N.B. If using TRANSYT 14 or TRANSYT 15, subject to an ARCADY licence, you can specify your roundabout geometries directly in TRANSYT, allowing partial-signalled, fully signalled or unsignalled rooundabout models to be compared without touching ARCADY.
For grade-separated/very large roundabouts, circulating flows for the central 30 minutes are required in addition to the normal geometric parameters (other flows can be any value).

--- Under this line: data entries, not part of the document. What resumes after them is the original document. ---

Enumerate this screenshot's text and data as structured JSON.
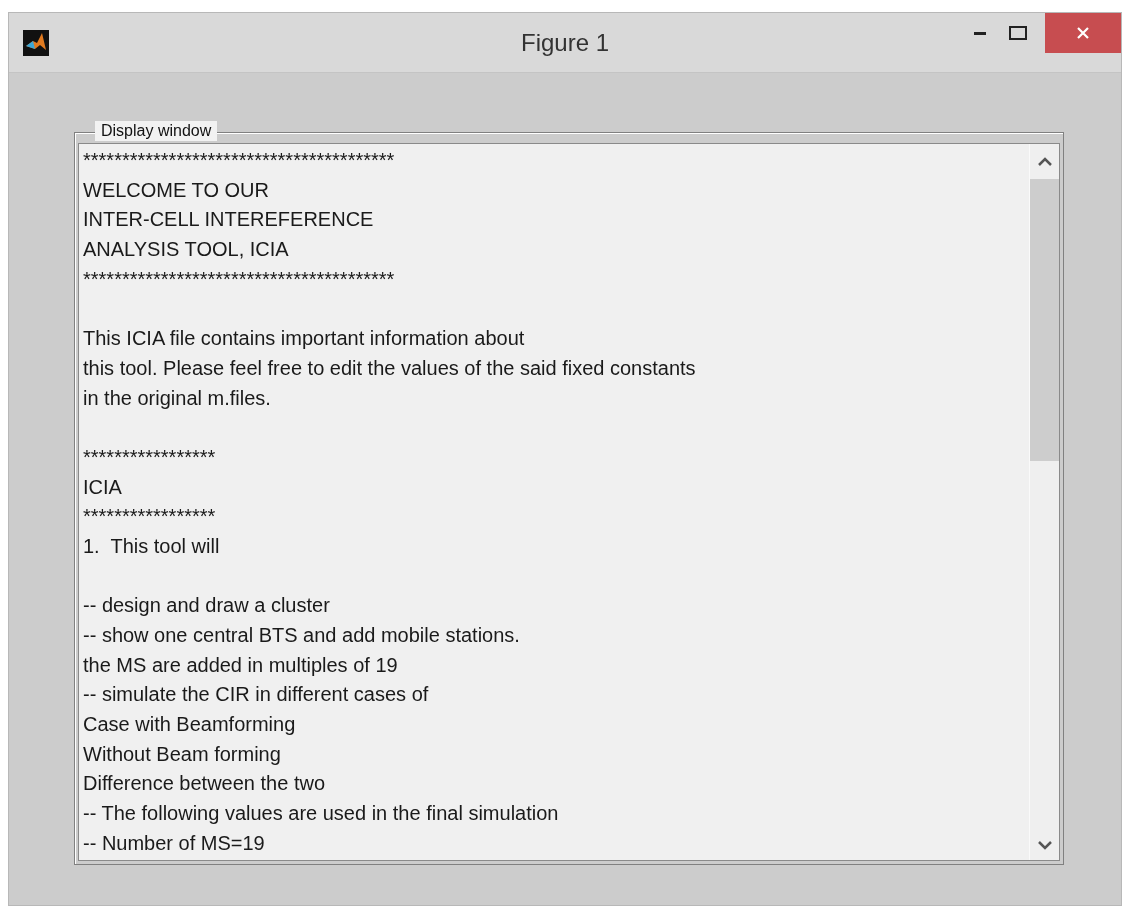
{
  "window": {
    "title": "Figure 1"
  },
  "panel": {
    "title": "Display window"
  },
  "lines": [
    {
      "kind": "text",
      "text": "****************************************"
    },
    {
      "kind": "text",
      "text": "WELCOME TO OUR"
    },
    {
      "kind": "text",
      "text": "INTER-CELL INTEREFERENCE"
    },
    {
      "kind": "text",
      "text": "ANALYSIS TOOL, ICIA"
    },
    {
      "kind": "text",
      "text": "****************************************"
    },
    {
      "kind": "blank"
    },
    {
      "kind": "text",
      "text": "This ICIA file contains important information about"
    },
    {
      "kind": "text",
      "text": "this tool. Please feel free to edit the values of the said fixed constants"
    },
    {
      "kind": "text",
      "text": "in the original m.files."
    },
    {
      "kind": "blank"
    },
    {
      "kind": "text",
      "text": "*****************"
    },
    {
      "kind": "text",
      "text": "ICIA"
    },
    {
      "kind": "text",
      "text": "*****************"
    },
    {
      "kind": "text",
      "text": "1.  This tool will"
    },
    {
      "kind": "blank"
    },
    {
      "kind": "text",
      "text": "-- design and draw a cluster"
    },
    {
      "kind": "text",
      "text": "-- show one central BTS and add mobile stations."
    },
    {
      "kind": "text",
      "text": "the MS are added in multiples of 19"
    },
    {
      "kind": "text",
      "text": "-- simulate the CIR in different cases of"
    },
    {
      "kind": "text",
      "text": "Case with Beamforming"
    },
    {
      "kind": "text",
      "text": "Without Beam forming"
    },
    {
      "kind": "text",
      "text": "Difference between the two"
    },
    {
      "kind": "text",
      "text": "-- The following values are used in the final simulation"
    },
    {
      "kind": "text",
      "text": "-- Number of MS=19"
    }
  ]
}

Where the roundabout entry has lanes marked for different movements, this, in itself, causes no problem. However, if the entry is starved of traffic to any extent (by vehicles being stuck in the queue unable to reach the give-way line) then ARCADY can be optimistic about capacity. Note that starvation has to be substantial for significant overestimation – even if a single vehicle can reach the give-way to form a ‘queue’ in the least-used lane, is enough for the entry to reach full capacity. Where there is sustained starvation, modelling just part of the give-way would be one way of compensating. However, as far as using the ARCADY results in TRANSYT is concerned, a good estimate should suffice for most situations since the priority junction would not normally be one of the critical factors in determining good signal timings; important junctions would normally be signalled.